Process very big csv file without timeout and memo

2019-01-10 13:35发布

问题:

At the moment I'm writing an import script for a very big CSV file. The Problem is most times it stops after a while because of an timeout or it throws an memory error.

My Idea was now to parse the CSV file in "100 lines" steps and after 100 lines recall the script automatically. I tried to achieve this with header (location ...) and pass the current line with get but it didn't work out as I want to.

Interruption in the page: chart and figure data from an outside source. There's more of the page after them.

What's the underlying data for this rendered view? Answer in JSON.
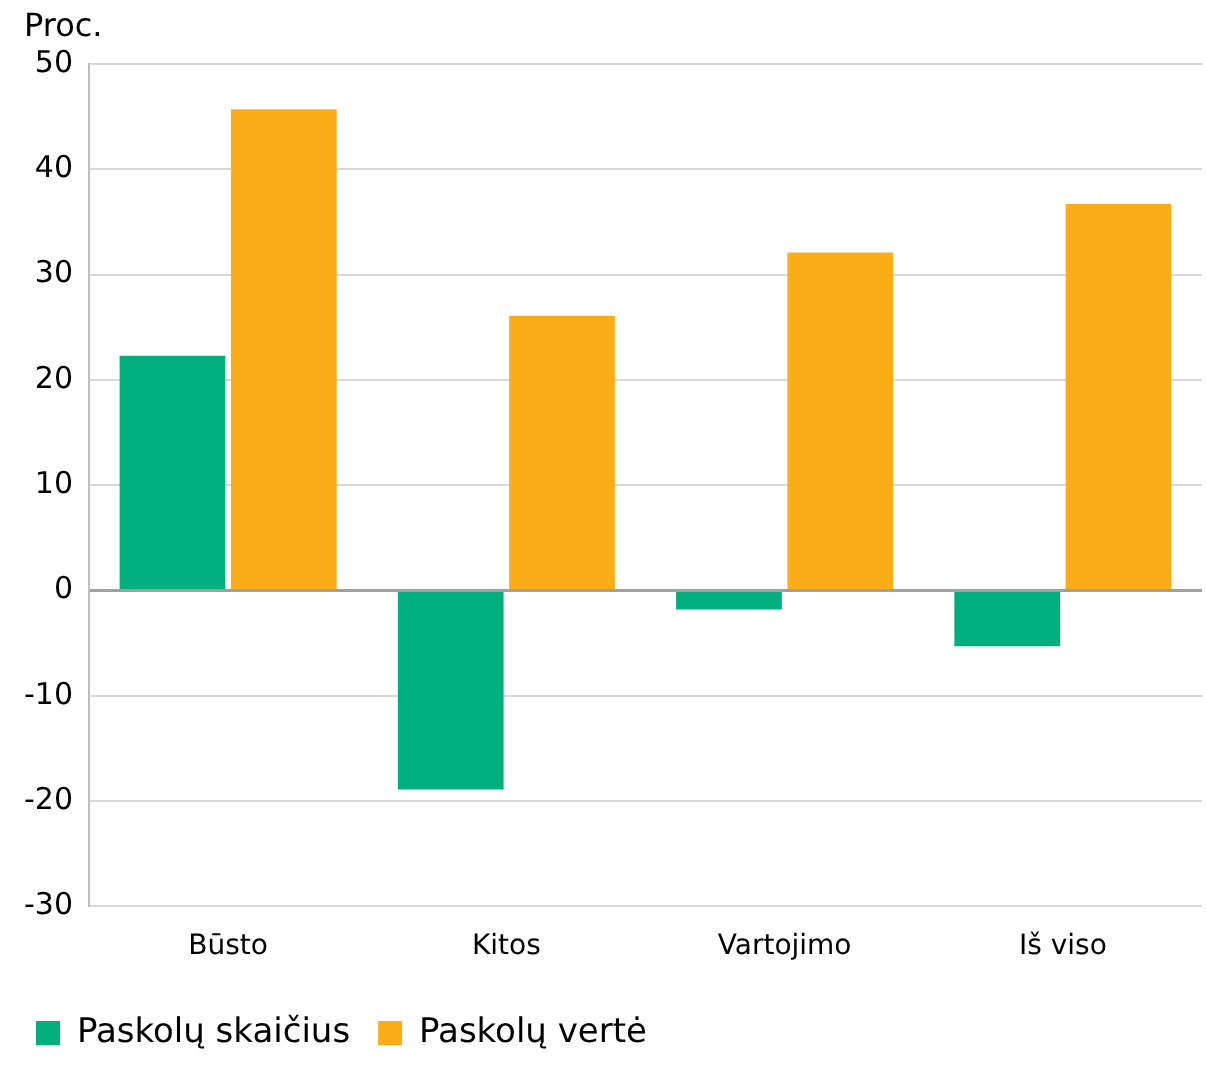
{
  "chart_data": {
    "type": "bar",
    "ylabel": "Proc.",
    "categories": [
      "Būsto",
      "Kitos",
      "Vartojimo",
      "Iš viso"
    ],
    "series": [
      {
        "name": "Paskolų skaičius",
        "color": "#00b07c",
        "values": [
          22.3,
          -18.9,
          -1.8,
          -5.3
        ]
      },
      {
        "name": "Paskolų vertė",
        "color": "#fbad18",
        "values": [
          45.7,
          26.1,
          32.1,
          36.7
        ]
      }
    ],
    "ylim": [
      -30,
      50
    ],
    "yticks": [
      -30,
      -20,
      -10,
      0,
      10,
      20,
      30,
      40,
      50
    ],
    "grid": "y",
    "legend": "bottom left"
  }
}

Is there a better way to this or does someone have an idea how to get rid of the memory error and the timeout?

回答1:

I've used fgetcsv to read a 120MB csv in a stream-wise-manner (is that correct english?). That reads in line by line and then I've inserted every line into a database. That way only one line is hold in memory on each iteration. The script still needed 20 min. to run. Maybe I try Python next time… Don't try to load a huge csv-file into an array, that really would consume a lot of memory.

// WDI_GDF_Data.csv (120.4MB) are the World Bank collection of development indicators:
// http://data.worldbank.org/data-catalog/world-development-indicators
if(($handle = fopen('WDI_GDF_Data.csv', 'r')) !== false)
{
    // get the first row, which contains the column-titles (if necessary)
    $header = fgetcsv($handle);

    // loop through the file line-by-line
    while(($data = fgetcsv($handle)) !== false)
    {
        // resort/rewrite data and insert into DB here
        // try to use conditions sparingly here, as those will cause slow-performance

        // I don't know if this is really necessary, but it couldn't harm;
        // see also: http://php.net/manual/en/features.gc.php
        unset($data);
    }
    fclose($handle);
}


回答2:

I find uploading the file and inserting using mysql's LOAD DATA LOCAL query a fast solution eg:

    $sql = "LOAD DATA LOCAL INFILE '/path/to/file.csv' 
        REPLACE INTO TABLE table_name FIELDS TERMINATED BY ',' 
        ENCLOSED BY '\"' LINES TERMINATED BY '\r\n' IGNORE 1 LINES";
    $result = $mysqli->query($sql);


回答3:

If you don't care about how long it takes and how much memory it needs, you can simply increase the values for this script. Just add the following lines to the top of your script:

ini_set('memory_limit', '512M');
ini_set('max_execution_time', '180');

With the function memory_get_usage() you can find out how much memory your script needs to find a good value for the memory_limit.

You might also want to have a look at fgets() which allows you to read a file line by line. I am not sure if that takes less memory, but I really think this will work. But even in this case you have to increase the max_execution_time to a higher value.



回答4:

There seems to be an enormous difference between fgetcsv() and fgets() when it comes to memory consumption. A simple CSV with only one column passed my 512M memory limit for just 50000 records with fgetcsv() and took 8 minutes to report that.

With fgets() it took only 3 minutes to successfully process 649175 records, and my local server wasn't even gasping for additional air..

So my advice is to use fgets() if the number of columns in your csv is limited. In my case fgets() returned directly the string inside column 1. For more then one column, you might use explode() in a disposable array which you unset() after each record operation. Thumbed up answer 3 @ndkauboy



回答5:

Oh. Just make this script called as CLI, not via silly web interface. So, no execution time limit will affect it.
And do not keep parsed results forever but write them down immediately - so, you won't be affected by memory limit either.